MCT oil delivery (bioavailability)
Medium-chain triglyceride oil (C8:C10 = 99:1) provides lipid-based delivery enhancement. Lipophilic flavonoids absorb better when delivered with fat — and MCTs particularly so given their direct portal vein absorption pathway.
TTR (transthyretin) tetramer stabilization
Glavonoid stabilizes the TTR tetramer — the same mechanism as the prescription drug tafamidis (Vyndaqel). Prevents tetramer dissociation into monomers that aggregate into amyloid fibrils.
Glycyrrhizin-free composition (safety mechanism)
Critical safety feature: Glavonoid is the flavonoid fraction of licorice, NOT the glycyrrhizin fraction. Crude licorice contains glycyrrhizin which causes pseudoaldosteronism (hypokalemia, hypertension, edema, heart problems with chronic use) — FDA warns against chronic crude licorice use. Glavonoid excludes glycyrrhizin, allowing chronic use.
Anti-inflammatory effects
NF-κB anti-inflammatory pathway suppression contributes to the broader metabolic and cardiovascular benefits.
Clinical trials
Tominaga Y et al. 2009 — 8-week dose-finding RCT in 84 overweight adults BMI 24-30 at 300/600/900 mg/day Glavonoid. Dose-dependent body fat reductions, 9.35 cm³ visceral fat area reduction at 900 mg/day, 0.25 kg/m² BMI decrease, and 11 mg/dL LDL-cholesterol reduction. Pivotal foundational dose-finding trial.
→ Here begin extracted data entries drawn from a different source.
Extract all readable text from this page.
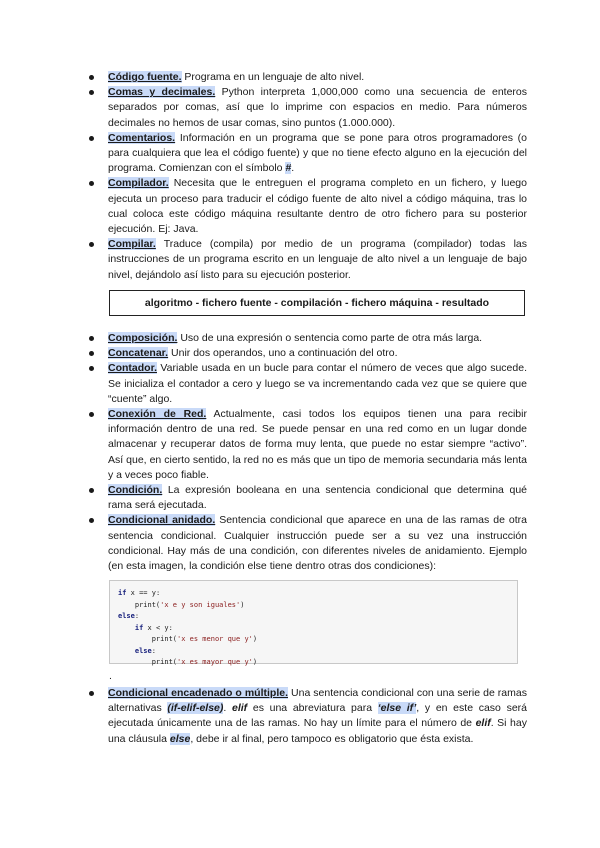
Código fuente. Programa en un lenguaje de alto nivel.
Comas y decimales. Python interpreta 1,000,000 como una secuencia de enteros separados por comas, así que lo imprime con espacios en medio. Para números decimales no hemos de usar comas, sino puntos (1.000.000).
Comentarios. Información en un programa que se pone para otros programadores (o para cualquiera que lea el código fuente) y que no tiene efecto alguno en la ejecución del programa. Comienzan con el símbolo #.
Compilador. Necesita que le entreguen el programa completo en un fichero, y luego ejecuta un proceso para traducir el código fuente de alto nivel a código máquina, tras lo cual coloca este código máquina resultante dentro de otro fichero para su posterior ejecución. Ej: Java.
Compilar. Traduce (compila) por medio de un programa (compilador) todas las instrucciones de un programa escrito en un lenguaje de alto nivel a un lenguaje de bajo nivel, dejándolo así listo para su ejecución posterior.
algoritmo - fichero fuente - compilación - fichero máquina - resultado
Composición. Uso de una expresión o sentencia como parte de otra más larga.
Concatenar. Unir dos operandos, uno a continuación del otro.
Contador. Variable usada en un bucle para contar el número de veces que algo sucede. Se inicializa el contador a cero y luego se va incrementando cada vez que se quiere que “cuente” algo.
Conexión de Red. Actualmente, casi todos los equipos tienen una para recibir información dentro de una red. Se puede pensar en una red como en un lugar donde almacenar y recuperar datos de forma muy lenta, que puede no estar siempre “activo”. Así que, en cierto sentido, la red no es más que un tipo de memoria secundaria más lenta y a veces poco fiable.
Condición. La expresión booleana en una sentencia condicional que determina qué rama será ejecutada.
Condicional anidado. Sentencia condicional que aparece en una de las ramas de otra sentencia condicional. Cualquier instrucción puede ser a su vez una instrucción condicional. Hay más de una condición, con diferentes niveles de anidamiento. Ejemplo (en esta imagen, la condición else tiene dentro otras dos condiciones):
if x == y:
print('x e y son iguales')
else:
if x < y:
print('x es menor que y')
else:
print('x es mayor que y')
.
Condicional encadenado o múltiple. Una sentencia condicional con una serie de ramas alternativas (if-elif-else). elif es una abreviatura para ‘else if’, y en este caso será ejecutada únicamente una de las ramas. No hay un límite para el número de elif. Si hay una cláusula else, debe ir al final, pero tampoco es obligatorio que ésta exista.
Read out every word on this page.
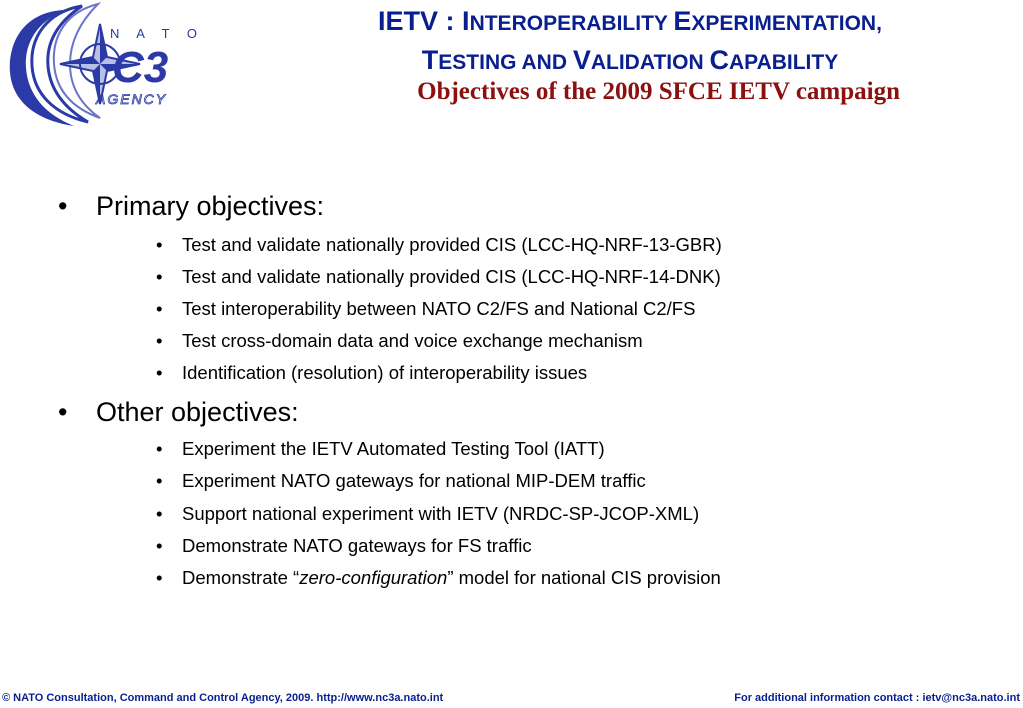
N A T O
C3
AGENCY
IETV : INTEROPERABILITY EXPERIMENTATION,
TESTING AND VALIDATION CAPABILITY
Objectives of the 2009 SFCE IETV campaign
• Primary objectives:
• Test and validate nationally provided CIS (LCC-HQ-NRF-13-GBR)
• Test and validate nationally provided CIS (LCC-HQ-NRF-14-DNK)
• Test interoperability between NATO C2/FS and National C2/FS
• Test cross-domain data and voice exchange mechanism
• Identification (resolution) of interoperability issues
• Other objectives:
• Experiment the IETV Automated Testing Tool (IATT)
• Experiment NATO gateways for national MIP-DEM traffic
• Support national experiment with IETV (NRDC-SP-JCOP-XML)
• Demonstrate NATO gateways for FS traffic
• Demonstrate “zero-configuration” model for national CIS provision
© NATO Consultation, Command and Control Agency, 2009. http://www.nc3a.nato.int	For additional information contact : ietv@nc3a.nato.int
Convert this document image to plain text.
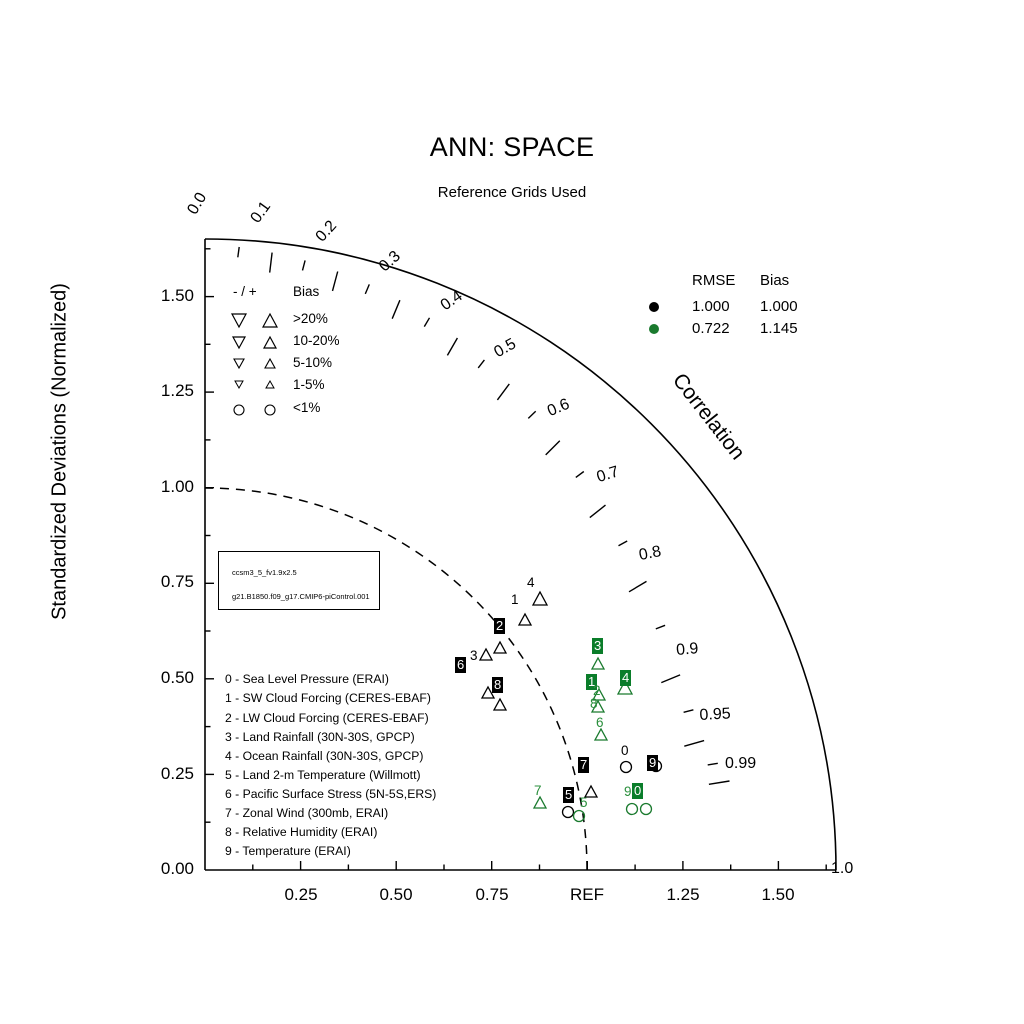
ANN: SPACE
Reference Grids Used
Standardized Deviations (Normalized)
0.25	0.50	0.75	REF	1.25	1.50
0.00
0.25
0.50
0.75
1.00
1.25
1.50
0.0 0.1
0.2
0.3
0.4
0.5
0.6
0.7
0.8
0.9
0.95
0.99
1.0
Correlation
- / +	Bias
>20%
10-20%
5-10%
1-5%
<1%
RMSE Bias
1.000 1.000
0.722 1.145
ccsm3_5_fv1.9x2.5
g21.B1850.f09_g17.CMIP6-piControl.001
0 - Sea Level Pressure (ERAI)
1 - SW Cloud Forcing (CERES-EBAF)
2 - LW Cloud Forcing (CERES-EBAF)
3 - Land Rainfall (30N-30S, GPCP)
4 - Ocean Rainfall (30N-30S, GPCP)
5 - Land 2-m Temperature (Willmott)
6 - Pacific Surface Stress (5N-5S,ERS)
7 - Zonal Wind (300mb, ERAI)
8 - Relative Humidity (ERAI)
9 - Temperature (ERAI)
4
1
2
3
6
8
7
0
9
5
3
4
1
2
8
6
7
5
0
9
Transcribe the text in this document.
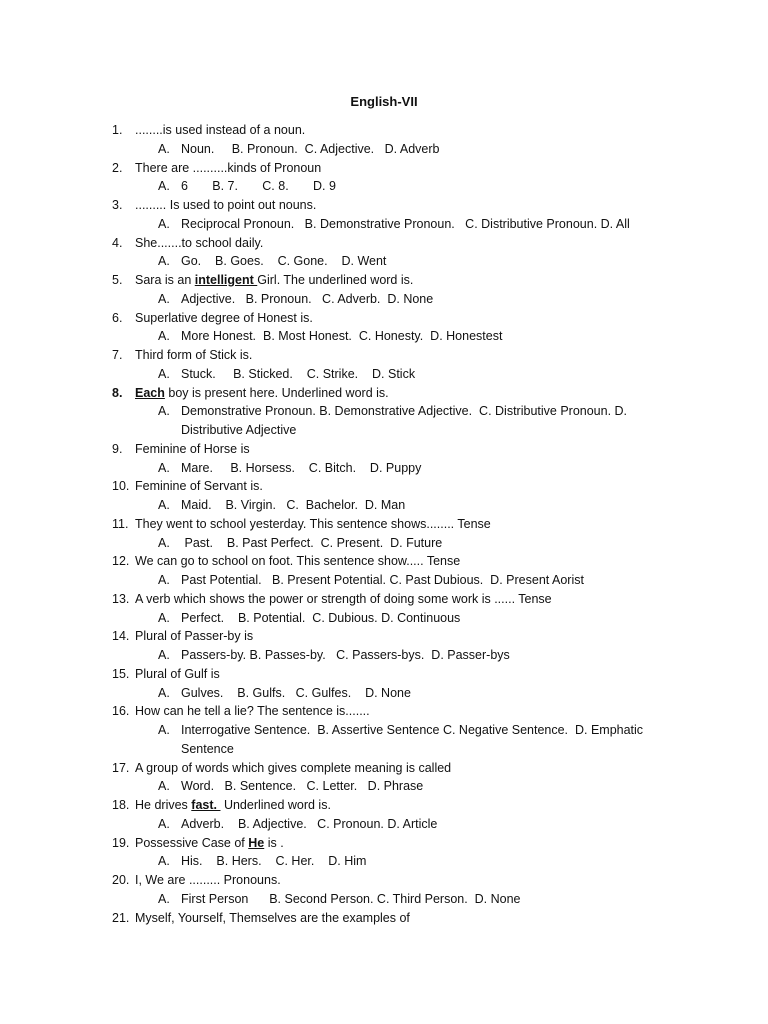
English-VII
1.	........is used instead of a noun.
A. Noun.     B. Pronoun.  C. Adjective.   D. Adverb
2.	There are ..........kinds of Pronoun
A. 6       B. 7.       C. 8.       D. 9
3.	......... Is used to point out nouns.
A. Reciprocal Pronoun.   B. Demonstrative Pronoun.   C. Distributive Pronoun. D. All
4.	She.......to school daily.
A. Go.    B. Goes.    C. Gone.    D. Went
5.	Sara is an intelligent Girl. The underlined word is.
A. Adjective.   B. Pronoun.   C. Adverb.  D. None
6.	Superlative degree of Honest is.
A. More Honest.  B. Most Honest.  C. Honesty.  D. Honestest
7.	Third form of Stick is.
A. Stuck.     B. Sticked.    C. Strike.    D. Stick
8.	Each boy is present here. Underlined word is.
A. Demonstrative Pronoun. B. Demonstrative Adjective.  C. Distributive Pronoun. D. Distributive Adjective
9.	Feminine of Horse is
A. Mare.     B. Horsess.    C. Bitch.    D. Puppy
10. Feminine of Servant is.
A. Maid.    B. Virgin.   C.  Bachelor.  D. Man
11. They went to school yesterday. This sentence shows........ Tense
A. Past.    B. Past Perfect.  C. Present.  D. Future
12. We can go to school on foot. This sentence show..... Tense
A. Past Potential.   B. Present Potential. C. Past Dubious.  D. Present Aorist
13. A verb which shows the power or strength of doing some work is ...... Tense
A. Perfect.    B. Potential.  C. Dubious. D. Continuous
14. Plural of Passer-by is
A. Passers-by. B. Passes-by.   C. Passers-bys.  D. Passer-bys
15. Plural of Gulf is
A. Gulves.    B. Gulfs.   C. Gulfes.    D. None
16. How can he tell a lie? The sentence is.......
A. Interrogative Sentence.  B. Assertive Sentence C. Negative Sentence.  D. Emphatic Sentence
17. A group of words which gives complete meaning is called
A. Word.   B. Sentence.   C. Letter.   D. Phrase
18. He drives fast.  Underlined word is.
A. Adverb.    B. Adjective.   C. Pronoun. D. Article
19. Possessive Case of He is .
A. His.    B. Hers.    C. Her.    D. Him
20. I, We are ......... Pronouns.
A. First Person      B. Second Person. C. Third Person.  D. None
21. Myself, Yourself, Themselves are the examples of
Kinoshita Y et al. 2017 (J Sci Food Agric). 8-week trial at 300 mg/day in elderly. Muscle mass increase combined with visceral fat reduction — unusual dual benefit. Sarcopenia prevention application.
Tominaga Y et al. 2014 (Nutrafoods 13:35-43). US visceral fat trial confirming Japanese findings. Cross-population replication.